A young female coyote has been freed after spending nearly two weeks wandering Placer and El Dorado counties with a plastic jar stuck over its head.
The coyote’s unfortunate situation was first reported near the Coloma Club on Jan. 23, prompting several search parties to trek into the woods over the next few days. The jar appeared to prevent the coyote from eating and possibly drinking, though people reported seeing the animal submerge its entire body – jar and all – underwater on at least one occasion.
Volunteers from Gold Country Wildlife Rescue and Sierra Wildlife Rescue searched for the beleaguered mammal, with some setting traps and one person carrying a net gun on the expeditions. Their coordinated effort eventually led to the coyote’s liberation late Monday morning.
According to Luis Escobar, one of the coyote’s rescuers, a runner spotted the animal near Cherry Acres Road in the El Dorado County town of Cool.
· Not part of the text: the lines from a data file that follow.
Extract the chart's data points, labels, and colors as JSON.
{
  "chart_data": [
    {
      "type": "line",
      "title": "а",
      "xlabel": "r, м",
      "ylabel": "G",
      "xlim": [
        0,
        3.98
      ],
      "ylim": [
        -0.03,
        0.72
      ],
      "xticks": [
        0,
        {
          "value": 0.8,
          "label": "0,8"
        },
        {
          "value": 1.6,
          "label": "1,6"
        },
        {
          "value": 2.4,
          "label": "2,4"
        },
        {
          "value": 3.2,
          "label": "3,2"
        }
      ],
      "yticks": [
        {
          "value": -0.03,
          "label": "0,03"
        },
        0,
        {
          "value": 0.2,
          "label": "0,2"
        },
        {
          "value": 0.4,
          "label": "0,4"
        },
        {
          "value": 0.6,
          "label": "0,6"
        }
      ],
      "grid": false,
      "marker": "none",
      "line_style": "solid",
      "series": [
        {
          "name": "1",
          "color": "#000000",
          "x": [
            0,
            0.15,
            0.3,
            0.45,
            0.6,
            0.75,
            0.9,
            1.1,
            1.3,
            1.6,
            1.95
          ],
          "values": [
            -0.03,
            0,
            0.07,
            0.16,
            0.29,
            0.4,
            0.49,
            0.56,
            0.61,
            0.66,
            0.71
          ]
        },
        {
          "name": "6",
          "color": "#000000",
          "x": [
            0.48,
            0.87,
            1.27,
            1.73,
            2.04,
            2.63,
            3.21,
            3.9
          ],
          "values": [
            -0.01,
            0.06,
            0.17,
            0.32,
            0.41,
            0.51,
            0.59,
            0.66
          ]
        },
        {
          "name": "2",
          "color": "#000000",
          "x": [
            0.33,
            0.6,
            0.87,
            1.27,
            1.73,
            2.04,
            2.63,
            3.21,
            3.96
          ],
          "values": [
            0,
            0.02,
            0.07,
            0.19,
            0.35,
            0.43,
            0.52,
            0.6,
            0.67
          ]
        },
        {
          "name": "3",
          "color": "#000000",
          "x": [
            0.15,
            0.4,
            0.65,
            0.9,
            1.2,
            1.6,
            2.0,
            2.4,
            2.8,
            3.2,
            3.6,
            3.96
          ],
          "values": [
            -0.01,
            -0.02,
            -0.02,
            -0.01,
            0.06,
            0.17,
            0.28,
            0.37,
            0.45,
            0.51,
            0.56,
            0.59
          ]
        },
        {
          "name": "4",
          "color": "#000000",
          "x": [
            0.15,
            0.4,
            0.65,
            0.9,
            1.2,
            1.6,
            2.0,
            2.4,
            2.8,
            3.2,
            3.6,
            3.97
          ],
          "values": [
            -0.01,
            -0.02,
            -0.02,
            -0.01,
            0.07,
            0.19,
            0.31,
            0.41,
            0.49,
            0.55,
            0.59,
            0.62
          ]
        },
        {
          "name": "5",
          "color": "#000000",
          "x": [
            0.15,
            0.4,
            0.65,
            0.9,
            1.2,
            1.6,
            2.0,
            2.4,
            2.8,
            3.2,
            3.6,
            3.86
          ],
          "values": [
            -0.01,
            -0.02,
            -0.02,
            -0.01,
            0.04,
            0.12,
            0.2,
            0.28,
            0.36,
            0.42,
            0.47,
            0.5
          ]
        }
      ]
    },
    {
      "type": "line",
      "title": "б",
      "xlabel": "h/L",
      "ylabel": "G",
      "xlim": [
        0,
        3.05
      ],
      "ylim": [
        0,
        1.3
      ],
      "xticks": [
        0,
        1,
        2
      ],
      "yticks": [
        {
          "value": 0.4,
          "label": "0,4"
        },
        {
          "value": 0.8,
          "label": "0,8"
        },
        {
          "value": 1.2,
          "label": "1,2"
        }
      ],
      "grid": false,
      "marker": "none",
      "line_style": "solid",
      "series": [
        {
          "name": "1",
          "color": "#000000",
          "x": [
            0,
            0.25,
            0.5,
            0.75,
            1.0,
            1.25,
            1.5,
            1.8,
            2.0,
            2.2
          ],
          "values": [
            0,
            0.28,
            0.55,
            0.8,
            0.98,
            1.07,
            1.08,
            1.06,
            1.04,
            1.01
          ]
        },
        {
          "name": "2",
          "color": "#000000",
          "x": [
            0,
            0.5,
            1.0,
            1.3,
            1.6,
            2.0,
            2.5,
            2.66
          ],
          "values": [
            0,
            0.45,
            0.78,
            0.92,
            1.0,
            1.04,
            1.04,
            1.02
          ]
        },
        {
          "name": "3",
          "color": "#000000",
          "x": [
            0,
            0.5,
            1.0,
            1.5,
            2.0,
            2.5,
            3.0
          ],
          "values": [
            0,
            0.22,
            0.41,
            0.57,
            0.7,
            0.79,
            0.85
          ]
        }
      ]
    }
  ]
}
The runner called Gold Country Wildlife Rescue as she watched the coyote slink into nearby brush, which then alerted volunteers – including Escobar and his wife, Beverly – to its whereabouts. The Escobars were running with an out-of-town friend in the area.
Escobar slipped knee-deep into a creek across a network of blackberry brambles from the coyote, he said, as a crew of volunteers crept toward the animal on land. He first tried to use a net before grabbing the coyote’s tail and back of the neck, and restrained it until volunteer Ben Nuckolls brought over a crate to carry it to Cool Animal Hospital.
The container compromised the coyote’s breathing, eyesight, hearing and sense of smell, Nuckolls said. It was infested with ticks and fleas, had been sprayed by a skunk and had injuries around its ears, possibly from pawing at the container in a vain attempt to remove it.
Weakened by hunger and thirst, the 15-pound coyote wasn’t in any condition to be chemically sedated, Nuckolls said. That meant he had to strap leather hobbles around its ankles and cut the container off at Cool Animal Hospital while it bit the catch pole draped around its neck.
“She still had some fire in her,” Nuckolls said. “If she hadn’t bit the pole I would have been more concerned, but that was a good sign. It showed she was still wild.”
The coyote received an IV fluid at Gold Country Wildlife Rescue’s Auburn headquarters Monday evening, and drank water on its own Tuesday morning, Nuckolls said.